これが イザナキ スサノヲ オホクニヌシ 源氏 また ヨアキムの〔そしてそれぞれの相手の〕道である。しかも この復活の道の前に あの第一の死を通過してのようにである。A語において みちびかれるのではない。むしろS語によってのように あの第一の死を拒むことなく――あたかも拒むことなく―― ただしその後の復活をあてにしてではとうていなく それぞれの試練をくぐり抜けながらも あの《スガの宮》に至るのである。しかし いまにおいては この試練はむしろ初めにおかれている。あるいはあの第一の死は はじめにあり もしくは すでに現代人として経験済みなのである。
復活というアマアガリの時間 そして対関係として 《妻籠みに八重垣作る》の生活 これが 《恥の感情〔という時間的な顔蔽い〕によって妨げられている〕(つまり 第一の死を死んでいる)のにかかわらず 人は――《功績(A語の概念である)に従ってではなく むしろ恩恵によって選ばれて》のように―― 史観として持たれるに到るのである。
したがって あの《愛のおのづから起こるときまでは / ことさらに呼び起こすことも / さますこともしないように》という神の言葉は むしろ より一層 女性に与えられたものである。ゆえに 男性に与えられた言葉である。
妻籠みに八重垣作るその八重垣を》というスガの宮の時間は したがって 時として実現するに到るのです。選び分かたれた者には たしかにそのように助けとして しかしその復活ののち ふたたびのように 第二の死に至らしめられる者にも 実はすでに証言として これらの言葉が聞かれるようになるのです。また 神の言葉は 全世界がその証言であるというものでもあったわけです。神話の時間 その奥に隠されたやしろの秘所なる時間 これを信じてならない理由はないと言うべきでしょう。
また 現代において あのオホクニヌシは アマテラス者に対して その国譲りを為し かれらを S圏(八重垣)から離して A圏へ追いやったという敗北つまり 第二の死を避けるための第一の死の引き受けという勝利によってその八重垣を――むろん服従と苦難を耐えつつ――守ったのですが 現代においては むしろアマテラス者(圏)を S圏の中へ引きずり降ろしてのように 自己のやしろの中で 神の言葉の助けと証言という両者の或る秩序をかたちづくるかのように 新たな八重垣を 《妻籠みに 作る》ということでなければならない。
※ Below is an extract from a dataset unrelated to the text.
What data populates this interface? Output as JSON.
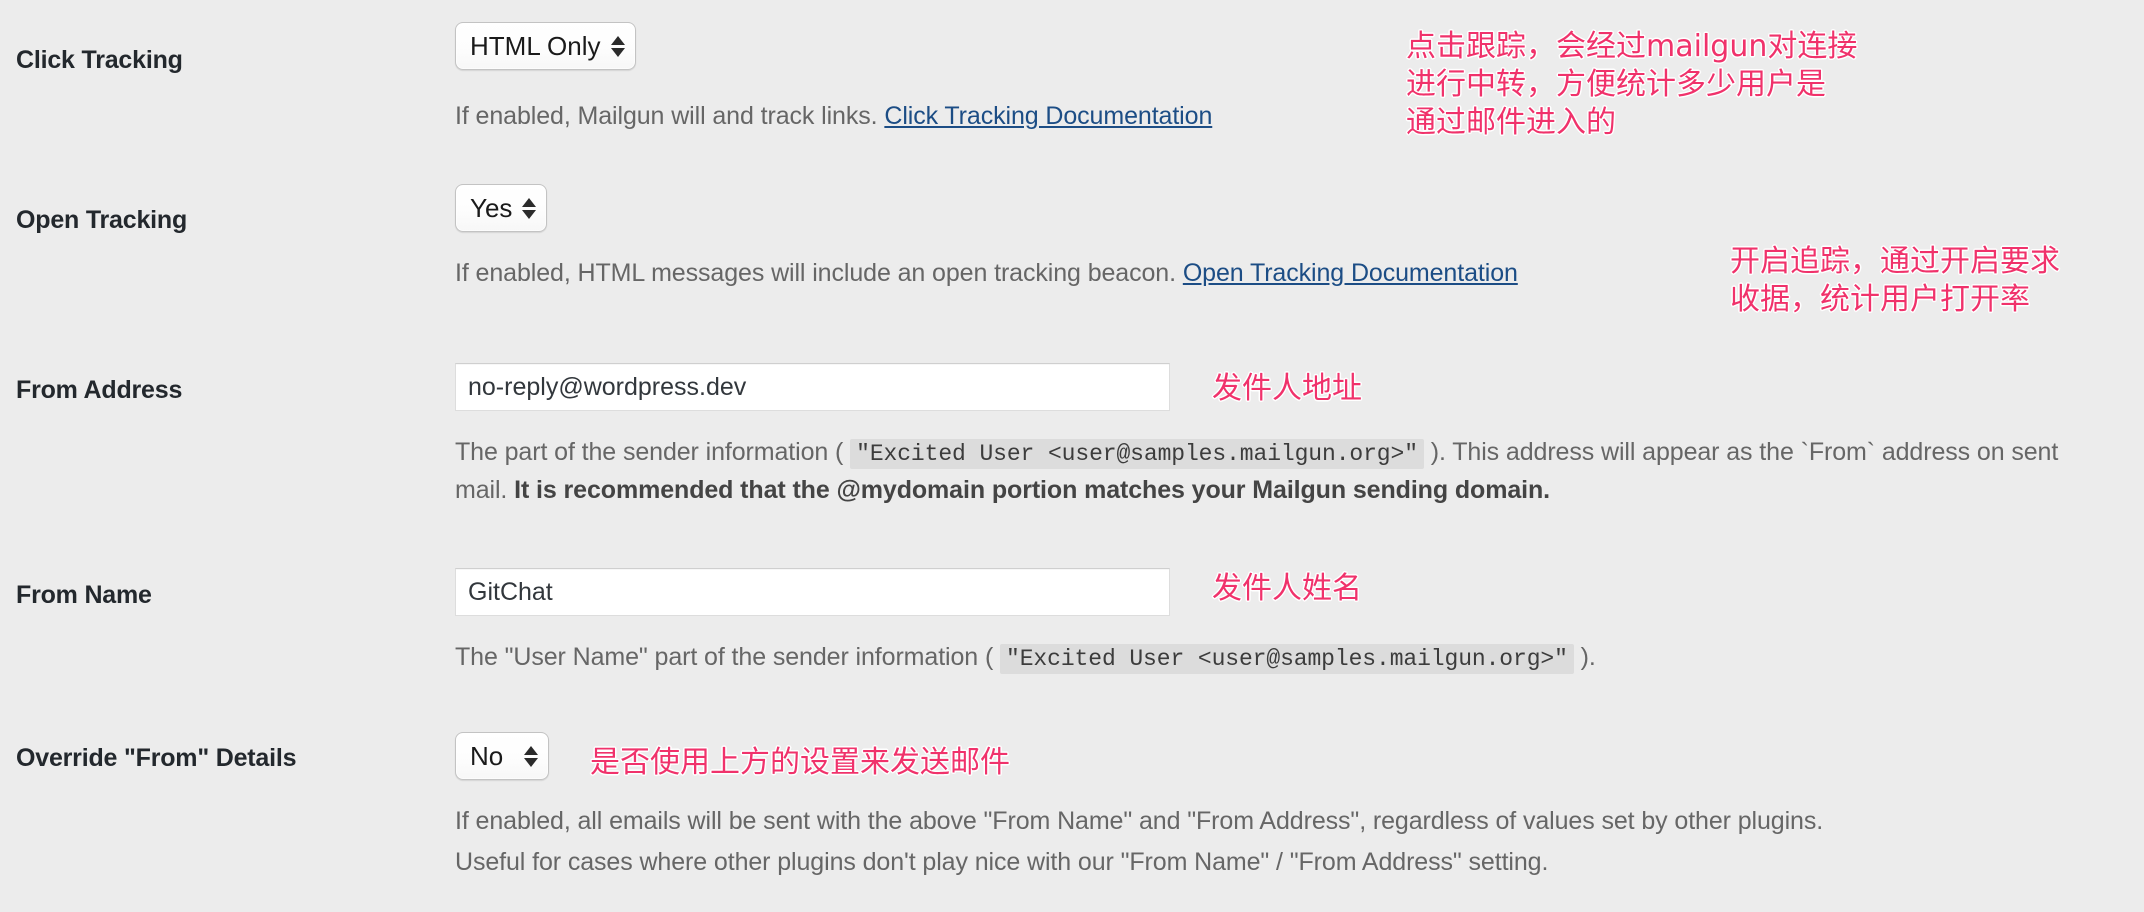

  • 現代では 社会科学主体アマテラス者は 市民スサノヲ者の代表または代理である。主観(主権・共同主観)は S者の側にあり このA‐S連関の中で もし言われているような両者の癒着する連関が やしろ構造的に――あの国家による死の構造性を受け継ぐかのような――であるとするならば これは そのままでは或る反面教師でしかないながら すでに あのオホクニヌシS者のA圏への国譲りなる敗北を 転換させようとしている。逆に言いかえると その将来に保留された勝利を 実現させようとしている。このような歴史的な移行の問題としても考えなければならない。そしてそれは 《八重垣を 妻籠みに 作る》ということが 《A圏主導体制の中で 妻をこもらせるために》という八重垣から 《妻とともに作る》というインタスサノヲイスムへと おおきく軌道修正しつつあるのだと 歴史が捉えていることを意味しなければならない。

妻籠みに》というのであれば 女性を この歴史の共同相続人の場からはづすなどという道理も言われもないはづです。だから あのスガの宮なるやしろを 女性も男性とともに あるいは男は女とともに 自己の内なる霊屋(みや)としなければならない。しかし この霊の人は 身体を離れてはありえない。言うなれば 《男は 神の似像であり その栄光であるから 頭に蔽いを被ってはならない。しかし女は 男の栄光である》は 女性の立ち場からも あたかもその女という性の中に この《男》が存在してのように 観想され行為に及ぶということであるとも考えられる。《女は 男の栄光であるから 男には被ってはならないとされるその顔蔽いを 被るべきである》がゆえに 《妻とともに 八重垣を作る》と――そう言われることがより一層ふさわしいというように――聞かれるのかも知れません。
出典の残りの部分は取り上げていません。